The main yard is 295mm long and made from a 8mm dowel. The central section of 76mm is octagonal in shape. The yard is then tapered down to 3.5mm over the remaining 105.5mm per side. For simplicity I plan to taper only the last 100mm per side, i.e. 8mm down to 6.9mm for the first 25mm then from 6.9mm down to 5.8mm over the next 25mm, down to 4.7 over the next 25mm and finally down to 3.5mm over the final 25mm.
Up and till now I have been using my proxxon mini lathe with 80 to 120 grit sandpaper to add the tapers. This does produce the desired results but can be quite time consuming, especially when tapering a 8mm dowel down to 3.5mm. I have been contemplating buying some proper wood turning tools for some time as I believe I can achieve much better results and should also speed the process up somewhat.
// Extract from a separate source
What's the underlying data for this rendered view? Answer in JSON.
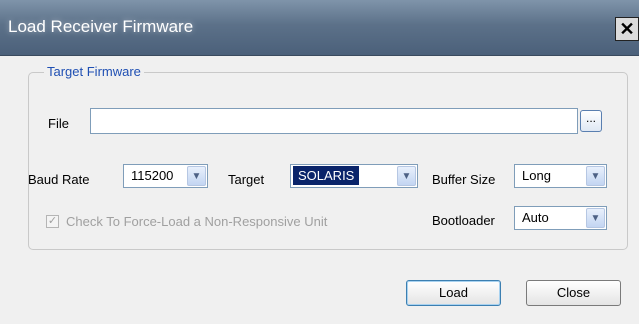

As I have £75 of unused Amazon vouchers I decided to bit the bullet so today I purchased a set of proxxon tools for turning (27023). The set comprises a 3mm spindle gouge, 6.5mm square and round end scrapers, 6.5mm skew chisel and a parting tool with a blade with of 2.3mm. These are being shipped to the UK from mainland Europe so will take a few days to arrive. I will use these tools to shape the remaining yards for the Sphinx. I do have some spare material available to experiment with the tools before I start work on the tapering the actual yards.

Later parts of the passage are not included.